Maybelle Summers (cast to perfection with the formidable Gina Torres) is cold when she first summons her daughter home to talk about college and it’s surprising to see Selah tentative for the first time. That said, it soon becomes clear that Selah’s obsession with power and perfection is a manifestation of her desperation to live up to her mother’s expectations. Torres and Simone are both brilliant in the scene, walking a delicate line between drama and camp and while the scene may tip over into the latter as Maybelle recites the somewhat overused story of the scorpion and the frog, it does also help the audience better understand Selah’s motivations and hardness.
Knowing that, it would seem easy to predict where the story might go, but it’s surprising how well Poe’s script melds well-trod tropes from gangster pictures and teen drama tropes without allowing the results to feel overwrought. When Selah discovers someone in her organization has betrayed her, her first reaction is anger, but it’s Simone’s deadly calm in the scenes that follow as she sends the culprit on alone on a dangerous errand that are far more chilling. Like Michael Corleone before her, Selah’s journey is a question of how far she’s willing to go to take and maintain power and the film dives into that darkness without hesitation.

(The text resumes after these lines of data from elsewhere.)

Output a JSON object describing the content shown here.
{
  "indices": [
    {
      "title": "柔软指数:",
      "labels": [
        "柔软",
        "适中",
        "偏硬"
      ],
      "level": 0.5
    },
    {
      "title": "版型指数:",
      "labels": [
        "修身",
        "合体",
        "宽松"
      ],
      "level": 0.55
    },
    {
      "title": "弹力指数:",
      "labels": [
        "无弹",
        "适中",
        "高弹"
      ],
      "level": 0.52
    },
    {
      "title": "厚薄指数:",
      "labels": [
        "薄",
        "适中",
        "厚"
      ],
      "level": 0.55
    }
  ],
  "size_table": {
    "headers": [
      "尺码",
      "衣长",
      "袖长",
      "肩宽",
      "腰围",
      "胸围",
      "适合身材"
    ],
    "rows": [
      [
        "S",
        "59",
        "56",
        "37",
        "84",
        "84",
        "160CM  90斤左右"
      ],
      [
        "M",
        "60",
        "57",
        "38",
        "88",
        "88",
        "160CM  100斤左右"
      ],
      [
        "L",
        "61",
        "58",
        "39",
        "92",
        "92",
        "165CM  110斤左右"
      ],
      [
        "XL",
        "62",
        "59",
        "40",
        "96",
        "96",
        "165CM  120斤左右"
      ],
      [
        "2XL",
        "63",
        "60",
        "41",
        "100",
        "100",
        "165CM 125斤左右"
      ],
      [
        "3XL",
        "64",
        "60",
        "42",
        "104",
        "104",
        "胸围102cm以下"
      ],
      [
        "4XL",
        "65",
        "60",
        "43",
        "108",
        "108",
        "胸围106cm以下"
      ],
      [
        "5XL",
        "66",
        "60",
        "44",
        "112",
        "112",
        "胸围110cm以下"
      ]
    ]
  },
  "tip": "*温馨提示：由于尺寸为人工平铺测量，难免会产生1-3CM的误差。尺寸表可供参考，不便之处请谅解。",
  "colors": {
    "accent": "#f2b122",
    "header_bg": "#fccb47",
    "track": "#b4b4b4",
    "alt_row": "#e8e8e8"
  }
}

Still, while Selah and the Spades has the trappings of a larger examination of power and morality, its ending is so ambiguous that it’s ultimately a little unclear what Poe is trying to say. Perhaps her stylish, theatrical take on high school drama is nothing more than a character study of a troubled young woman understanding what it means to own and wield her power. And while that subject will perhaps seem slight to some viewers, it’s impossible not to find some enjoyment in watching a filmmaker with a strong point of view make something so singular and stark. So much of the content we’re watching when we’re trapped in our homes is about finding ways to fill the time. What a thrill to find something that makes that time feel full and worthwhile.